L’Union européenne doit se montrer ambitieuse pour l’Ukraine ; le problème est qu’elle ne peut se désintéresser du Sud – la région est elle aussi instable -, que ses économies sont convalescentes, et que la méfiance envers l’Europe a grandi au sein des opinions publiques. Il faudra faire assaut de pédagogie auprès de l’opinion ukrainienne pour faire avancer des réformes, qui s’avéreront difficiles pour un pays de cette taille avec des intérêts bien en place.
EAP : l’Ukraine peut-elle se passer du soutien des Etats-Unis au moment où plusieurs observateurs estiment que l’aide du FMI devrait être augmentée ?
FP : non, bien sûr, les Etats-Unis sont un acteur important dans la crise actuelle. Ils semblent plus à même que les Européens de s’affirmer, renvoyant les Européens à leur indécision. Ce sont eux qui eux initié et renforcé la politique de sanctions, face à une Europe considérée comme « molle » pour nombre de patriotes et nationalistes ukrainiens et les dirigeants américains eux-mêmes (quelques paroles peu amènes de Victoria Nuland nous l’ont rappelé). C’est oublier rapidement que la politique de sanctions est coûteuse pour les Européens, au contraire des Américains… On est donc loin d’une politique américaine « pure et sans arrière-pensée » face à une politique européenne « munichoise par rapport à la Russie ». Sur le plan économique également, le soutien américain est attendu, d’autant que les défis sont énormes ; le FMI n’est qu’une partie de l’équation, la question de la « capacité d’absorption » de l’aide est également importante, et dépend des acteurs économiques ukrainiens.
EAP : les résultats des élections de dimanche 26 octobre 2014 engagent-ils définitivement l’Ukraine dans la voie d’une adhésion à moyen terme à l’Union européenne ?
FP : la question de l’adhésion de l’Ukraine à l’UE comporte plusieurs dimensions : l’Ukraine réussira-t-elle sa transformation, nécessaire pour prendre un strapontin ? C’est tout l’enjeu des prochains mandats, pas celui d’un seul jour du scrutin. Mais également, l’Union européenne survivra-t-elle jusque là comme un ensemble cohérent et dynamique ? On connaît la phrase de Paul Valéry, à l’issue de la Première Guerre mondiale, selon laquelle les civilisations savent désormais qu’elles sont mortelles ; les unions d’Etats le savent également. Nombreux sont les dangers qui guettent l’Union européenne, et la ferveur avec lequel le projet est considéré hors d’Europe peut également s’affaiblir, et s’est déjà affaibli ; il n’est qu’à voir le cas de la Turquie, longtemps soupirante aujourd’hui éloignée. Enfin, pour le contexte plus général, peut-on vraiment inclure l’Ukraine au sein de l’UE sans savoir exactement où va la politique européenne vis-à-vis de la Russie ?

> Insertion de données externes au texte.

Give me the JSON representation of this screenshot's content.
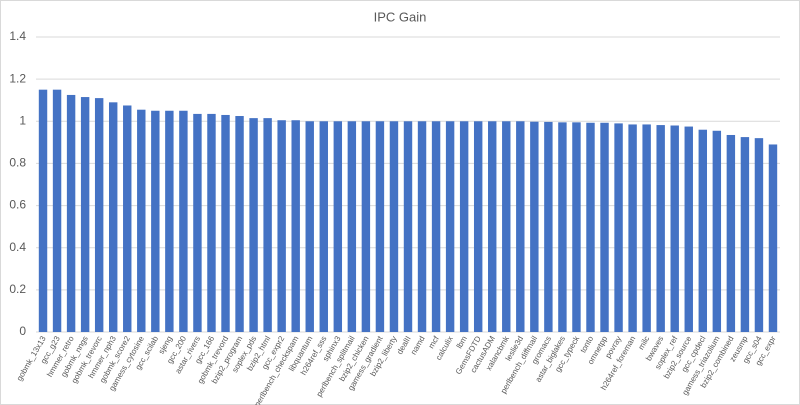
{
  "chart_data": {
    "type": "bar",
    "title": "IPC Gain",
    "categories": [
      "gobmk_13x13",
      "gcc_g23",
      "hmmer_retro",
      "gobmk_nngs",
      "gobmk_trevorc",
      "hmmer_nph3",
      "gobmk_score2",
      "gamess_cytosine",
      "gcc_scilab",
      "sjeng",
      "gcc_200",
      "astar_rivers",
      "gcc_166",
      "gobmk_trevord",
      "bzip2_program",
      "soplex_pds",
      "bzip2_html",
      "gcc_expr2",
      "perlbench_checkspam",
      "libquantum",
      "h264ref_sss",
      "sphinx3",
      "perlbench_splitmail",
      "bzip2_chicken",
      "gamess_gradient",
      "bzip2_liberty",
      "dealII",
      "namd",
      "mcf",
      "calculix",
      "lbm",
      "GemsFDTD",
      "cactusADM",
      "xalancbmk",
      "leslie3d",
      "perlbench_diffmail",
      "gromacs",
      "astar_biglakes",
      "gcc_typeck",
      "tonto",
      "omnetpp",
      "povray",
      "h264ref_foreman",
      "milc",
      "bwaves",
      "soplex_ref",
      "bzip2_source",
      "gcc_cpdecl",
      "gamess_triazolium",
      "bzip2_combined",
      "zeusmp",
      "gcc_s04",
      "gcc_expr"
    ],
    "values": [
      1.15,
      1.15,
      1.125,
      1.115,
      1.11,
      1.09,
      1.075,
      1.055,
      1.05,
      1.05,
      1.05,
      1.035,
      1.035,
      1.03,
      1.025,
      1.015,
      1.015,
      1.005,
      1.005,
      1.0,
      1.0,
      1.0,
      1.0,
      1.0,
      1.0,
      1.0,
      1.0,
      1.0,
      1.0,
      1.0,
      1.0,
      1.0,
      1.0,
      1.0,
      1.0,
      0.998,
      0.997,
      0.995,
      0.995,
      0.993,
      0.993,
      0.99,
      0.985,
      0.985,
      0.982,
      0.98,
      0.975,
      0.96,
      0.955,
      0.935,
      0.925,
      0.92,
      0.89
    ],
    "color": "#4472c4",
    "ylim": [
      0,
      1.4
    ],
    "yticks": [
      0,
      0.2,
      0.4,
      0.6,
      0.8,
      1,
      1.2,
      1.4
    ],
    "grid": true
  }
}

Plus que la question de l’adhésion, c’est celle de la mobilisation des énergies européennes qui est importante. On ne peut se contenter, en la matière, de vagues promesses à 15-20 ans ou de prises de position anti-russes sans envergure. Il faut articuler un véritable projet politique, à un moment où l’UE est remise en cause par ses propres opinions publiques, voire par des Etats comme la Grande-Bretagne ou la Hongrie, pour des raisons et selon des modalités différentes. C’est aussi compliqué que nécessaire.